We cannot solve all the evils of the world. We cannot even hold ourselves together in the daily demands of life without the grace of God. We are called to show love to the people three feet in front of us. Love of neighbor is not one of many options in living the Christian life; rather, “there is nothing else in this world.” Nor is it a unique charism reserved for the Missionaries of Charity—though they do it with a unique sort of flair, let us say.

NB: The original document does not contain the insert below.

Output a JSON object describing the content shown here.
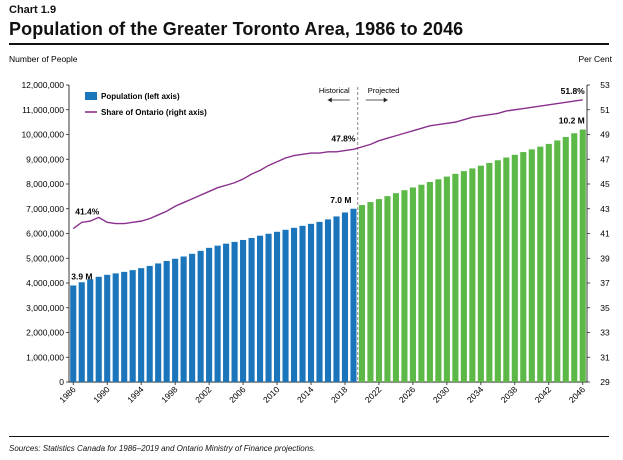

They remind us that there is no other way to live. We have only to begin right where we are: “Stay where you are. Find your own Calcutta. Find the sick, the suffering, and the lonely right there where you are—in your own homes and in your own families, in your workplaces and in your schools. You can find Calcutta all over the world, if you have the eyes to see.”

Whoever we are, wherever we are, we too must write our own stories. Rather, we must hand over the pencil to God and agree to play the main character from now on, not the author. He does not promise it will be easy, but it will be a good story. We will be happy, journeying together. And we will arrive at home, having tasted the goodness of the Lord all our lives long.